Pour l’ICTA, compte tenu du contexte local, le véritable défi consiste à trouver le juste équilibre entre une solution efficace et le fait d’éviter d’être perçu comme une mesure répressive. Selon cette autorité, les défis qui en découlent peuvent être relevés en réglementant efficacement les médias sociaux conformément aux dispositions des lois à Maurice et de notre Constitution. Le principe que toutes les plateformes de réseaux sociaux doivent respecter est donc que tout contenu sur ces plateformes doit passer le test de la section 12 de la Constitution de Maurice.

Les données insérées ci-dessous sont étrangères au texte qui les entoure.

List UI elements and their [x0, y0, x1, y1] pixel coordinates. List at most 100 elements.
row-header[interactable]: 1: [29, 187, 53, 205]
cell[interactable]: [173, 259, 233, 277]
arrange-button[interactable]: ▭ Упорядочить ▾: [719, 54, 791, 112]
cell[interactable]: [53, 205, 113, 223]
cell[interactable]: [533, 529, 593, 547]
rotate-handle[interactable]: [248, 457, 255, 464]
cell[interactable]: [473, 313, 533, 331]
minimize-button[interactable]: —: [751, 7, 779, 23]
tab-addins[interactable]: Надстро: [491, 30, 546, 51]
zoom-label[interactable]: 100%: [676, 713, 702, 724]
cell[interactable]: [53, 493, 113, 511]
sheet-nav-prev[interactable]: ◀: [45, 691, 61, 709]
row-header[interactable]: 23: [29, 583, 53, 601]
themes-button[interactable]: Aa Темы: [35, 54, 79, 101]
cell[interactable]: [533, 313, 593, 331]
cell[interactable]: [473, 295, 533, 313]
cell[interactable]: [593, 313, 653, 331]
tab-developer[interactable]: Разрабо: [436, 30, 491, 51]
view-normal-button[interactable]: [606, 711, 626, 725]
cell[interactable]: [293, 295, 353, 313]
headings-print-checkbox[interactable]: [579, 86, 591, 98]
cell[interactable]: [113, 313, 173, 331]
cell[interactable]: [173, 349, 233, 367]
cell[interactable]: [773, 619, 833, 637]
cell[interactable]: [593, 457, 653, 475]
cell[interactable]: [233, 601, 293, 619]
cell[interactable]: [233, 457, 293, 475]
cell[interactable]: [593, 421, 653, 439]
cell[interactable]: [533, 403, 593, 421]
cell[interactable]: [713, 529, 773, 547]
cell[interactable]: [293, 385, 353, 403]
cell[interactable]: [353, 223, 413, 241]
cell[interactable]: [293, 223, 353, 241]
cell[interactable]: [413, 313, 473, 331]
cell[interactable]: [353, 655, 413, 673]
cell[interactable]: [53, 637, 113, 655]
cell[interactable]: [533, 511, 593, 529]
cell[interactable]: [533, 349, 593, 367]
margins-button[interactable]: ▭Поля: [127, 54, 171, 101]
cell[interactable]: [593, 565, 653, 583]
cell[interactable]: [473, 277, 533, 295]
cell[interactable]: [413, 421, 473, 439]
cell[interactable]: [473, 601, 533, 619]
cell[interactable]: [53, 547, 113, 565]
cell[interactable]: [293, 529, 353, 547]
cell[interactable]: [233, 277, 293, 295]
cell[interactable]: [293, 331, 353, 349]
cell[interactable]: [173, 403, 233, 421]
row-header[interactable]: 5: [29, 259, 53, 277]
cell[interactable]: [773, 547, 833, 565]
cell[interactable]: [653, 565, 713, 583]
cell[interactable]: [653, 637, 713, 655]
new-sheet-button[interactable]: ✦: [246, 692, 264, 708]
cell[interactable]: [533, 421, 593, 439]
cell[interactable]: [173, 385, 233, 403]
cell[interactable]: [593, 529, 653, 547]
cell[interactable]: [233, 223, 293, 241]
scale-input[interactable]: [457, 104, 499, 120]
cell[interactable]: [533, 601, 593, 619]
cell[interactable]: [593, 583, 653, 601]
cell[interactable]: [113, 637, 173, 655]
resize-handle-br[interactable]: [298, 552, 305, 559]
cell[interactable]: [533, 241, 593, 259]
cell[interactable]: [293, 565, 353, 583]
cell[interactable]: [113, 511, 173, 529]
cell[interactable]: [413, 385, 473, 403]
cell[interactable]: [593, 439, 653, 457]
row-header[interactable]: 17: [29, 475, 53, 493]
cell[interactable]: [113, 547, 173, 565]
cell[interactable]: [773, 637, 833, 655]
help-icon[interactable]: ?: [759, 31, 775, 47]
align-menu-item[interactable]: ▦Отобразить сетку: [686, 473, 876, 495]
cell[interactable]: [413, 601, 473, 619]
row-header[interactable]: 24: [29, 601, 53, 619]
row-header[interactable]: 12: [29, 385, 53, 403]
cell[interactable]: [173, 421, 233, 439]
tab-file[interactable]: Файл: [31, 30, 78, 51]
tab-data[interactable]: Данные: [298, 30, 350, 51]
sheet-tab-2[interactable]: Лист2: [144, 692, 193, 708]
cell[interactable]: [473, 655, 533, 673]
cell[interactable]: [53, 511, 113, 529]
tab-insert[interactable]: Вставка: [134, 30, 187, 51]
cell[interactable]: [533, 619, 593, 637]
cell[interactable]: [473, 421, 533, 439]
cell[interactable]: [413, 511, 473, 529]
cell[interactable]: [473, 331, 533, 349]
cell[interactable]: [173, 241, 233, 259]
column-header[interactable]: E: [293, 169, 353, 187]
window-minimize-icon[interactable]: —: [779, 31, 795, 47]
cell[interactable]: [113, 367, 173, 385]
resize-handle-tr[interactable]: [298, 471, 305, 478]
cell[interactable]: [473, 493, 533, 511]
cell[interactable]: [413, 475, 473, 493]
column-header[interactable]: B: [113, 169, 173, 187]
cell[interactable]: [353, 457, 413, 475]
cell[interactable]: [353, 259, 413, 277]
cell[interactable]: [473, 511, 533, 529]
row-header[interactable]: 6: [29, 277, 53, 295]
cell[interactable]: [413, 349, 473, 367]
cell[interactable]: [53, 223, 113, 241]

« Le cadre statutaire proposé interférera sans aucun doute avec les droits et libertés fondamentaux du peuple mauricien, en particulier son droit à la vie privée et à la confidentialité et sa liberté d’expression. De même, les politiques de retrait de ces plateformes des réseaux sociaux devraient également être conformes à cette section et ne pas aller au-delà, afin d’éviter toute violation de la liberté d’expression et des valeurs démocratiques », avance l’ICTA.